Theresa de Cepeda died in 1582, greatly beloved and revered for her
strict but gentle life, her great and helpful charities, and her sincere
desire to benefit her fellow-men. After her death, so great was the
respect paid her that she was canonized, as it is called: that is,
lifted up as an example of great goodness to the world; and she is
to-day known and honored among devout Roman Catholics as St. Theresa of
Avila.
Whatever we may think of the peculiar way in which her life was spent;
however we may regard the story of her troubles with her conscience, her
understanding of what she deemed her duty, and her sinking of what might
have been a happy and joyous life in the solitude and severity of a
convent, we cannot but think of her as one who wished to do right, and
who desired above all else to benefit the world in which she lived and
labored.

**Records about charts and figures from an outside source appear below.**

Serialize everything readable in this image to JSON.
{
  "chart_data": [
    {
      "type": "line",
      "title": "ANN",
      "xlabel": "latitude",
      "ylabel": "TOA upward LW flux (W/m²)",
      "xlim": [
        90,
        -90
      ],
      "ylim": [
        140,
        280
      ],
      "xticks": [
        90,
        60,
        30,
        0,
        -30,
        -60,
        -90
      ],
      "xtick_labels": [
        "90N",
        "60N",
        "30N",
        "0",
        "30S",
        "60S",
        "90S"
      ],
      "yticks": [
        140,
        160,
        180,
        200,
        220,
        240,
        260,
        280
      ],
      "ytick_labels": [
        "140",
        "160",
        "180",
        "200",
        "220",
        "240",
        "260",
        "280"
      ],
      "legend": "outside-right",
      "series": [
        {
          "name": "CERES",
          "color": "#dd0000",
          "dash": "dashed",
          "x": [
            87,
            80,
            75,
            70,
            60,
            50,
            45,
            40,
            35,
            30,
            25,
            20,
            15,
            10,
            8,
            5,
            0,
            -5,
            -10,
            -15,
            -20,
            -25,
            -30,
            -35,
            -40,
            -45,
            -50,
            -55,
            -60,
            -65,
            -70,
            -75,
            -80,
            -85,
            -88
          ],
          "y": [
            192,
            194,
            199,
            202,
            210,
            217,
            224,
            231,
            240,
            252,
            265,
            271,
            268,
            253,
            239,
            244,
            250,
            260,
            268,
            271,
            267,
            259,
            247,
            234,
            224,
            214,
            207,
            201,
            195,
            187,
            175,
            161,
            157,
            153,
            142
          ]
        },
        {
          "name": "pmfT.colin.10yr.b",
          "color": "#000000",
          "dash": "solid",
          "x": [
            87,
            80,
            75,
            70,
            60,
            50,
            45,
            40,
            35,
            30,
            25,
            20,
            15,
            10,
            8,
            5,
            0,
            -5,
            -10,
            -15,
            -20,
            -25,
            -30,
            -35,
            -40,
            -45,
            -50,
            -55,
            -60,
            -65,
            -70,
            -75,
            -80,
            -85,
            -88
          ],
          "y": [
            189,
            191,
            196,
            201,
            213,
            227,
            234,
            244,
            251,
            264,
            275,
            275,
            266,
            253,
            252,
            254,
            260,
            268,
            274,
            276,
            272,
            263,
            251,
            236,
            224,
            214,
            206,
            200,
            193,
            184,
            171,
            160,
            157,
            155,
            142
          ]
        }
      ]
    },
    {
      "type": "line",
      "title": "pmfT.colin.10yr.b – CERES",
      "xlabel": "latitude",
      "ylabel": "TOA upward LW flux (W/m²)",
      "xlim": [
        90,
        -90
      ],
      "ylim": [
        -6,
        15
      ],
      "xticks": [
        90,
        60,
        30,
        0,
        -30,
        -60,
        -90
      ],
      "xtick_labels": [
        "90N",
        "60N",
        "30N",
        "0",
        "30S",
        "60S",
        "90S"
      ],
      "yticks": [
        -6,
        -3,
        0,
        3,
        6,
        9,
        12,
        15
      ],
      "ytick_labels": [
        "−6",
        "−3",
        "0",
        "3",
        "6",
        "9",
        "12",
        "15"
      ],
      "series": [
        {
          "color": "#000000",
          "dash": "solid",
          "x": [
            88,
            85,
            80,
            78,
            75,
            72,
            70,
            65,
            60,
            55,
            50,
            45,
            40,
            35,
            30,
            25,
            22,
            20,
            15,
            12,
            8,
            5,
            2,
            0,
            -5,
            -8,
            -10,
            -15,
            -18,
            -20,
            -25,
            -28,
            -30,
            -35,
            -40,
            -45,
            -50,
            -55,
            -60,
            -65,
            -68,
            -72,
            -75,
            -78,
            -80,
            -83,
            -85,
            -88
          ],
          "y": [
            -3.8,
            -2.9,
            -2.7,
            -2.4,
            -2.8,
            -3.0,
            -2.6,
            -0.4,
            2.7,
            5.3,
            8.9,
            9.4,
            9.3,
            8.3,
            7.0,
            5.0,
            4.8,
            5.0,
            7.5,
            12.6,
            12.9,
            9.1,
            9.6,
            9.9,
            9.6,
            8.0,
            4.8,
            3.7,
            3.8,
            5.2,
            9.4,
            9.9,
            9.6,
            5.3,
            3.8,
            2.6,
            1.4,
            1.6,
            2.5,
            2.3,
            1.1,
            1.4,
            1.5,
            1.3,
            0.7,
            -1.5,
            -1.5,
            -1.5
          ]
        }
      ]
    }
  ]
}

Her story is that of a most extraordinary and remarkable woman,
who devoted her life to what she deemed the thing demanded of her.
Could we not, all of us, profitably attempt to live in something like a
kindred spirit to that helpful and unselfish one that actuated this girl
of the Spanish sierras?
"Here and there is born a Saint Theresa," says George Eliot, "foundress
of nothing, whose loving heart-beats and sobs after an unattained
goodness tremble off and are dispersed among hindrances, instead of
centring in some long-recognizable deed."
But if a girl or boy, desiring to do right, will disregard the
hindrances, and not simply sit and sob after an unattained goodness--if,
instead, they will but do the duty nearest at hand manfully and
well, the reward will come in something even more desirable than a
"long-recognizable deed." It will come in the very self-gratification
that will at last follow every act of courtesy, of friendliness, and
of self-denial, and such a life will be of more real value to the world
than all the deeds of all the crusaders, or than even the stern and
austere charities of a Saint Theresa.
ELIZABETH OF TUDOR: THE GIRL OF THE HERTFORD MANOR.
(Afterward Queen Elizabeth of England; the "Good Queen Bess.") A.D.
1548.
The iron-shod hoofs of the big gray courser rang sharply on the
frozen ground, as, beneath the creaking boughs of the long-armed oaks,
Launcelot Crue, the Lord Protector's fleetest courser-man, galloped
across the Hertford fells or hills, and reined up his horse within the
great gates of Hatfield manor-house.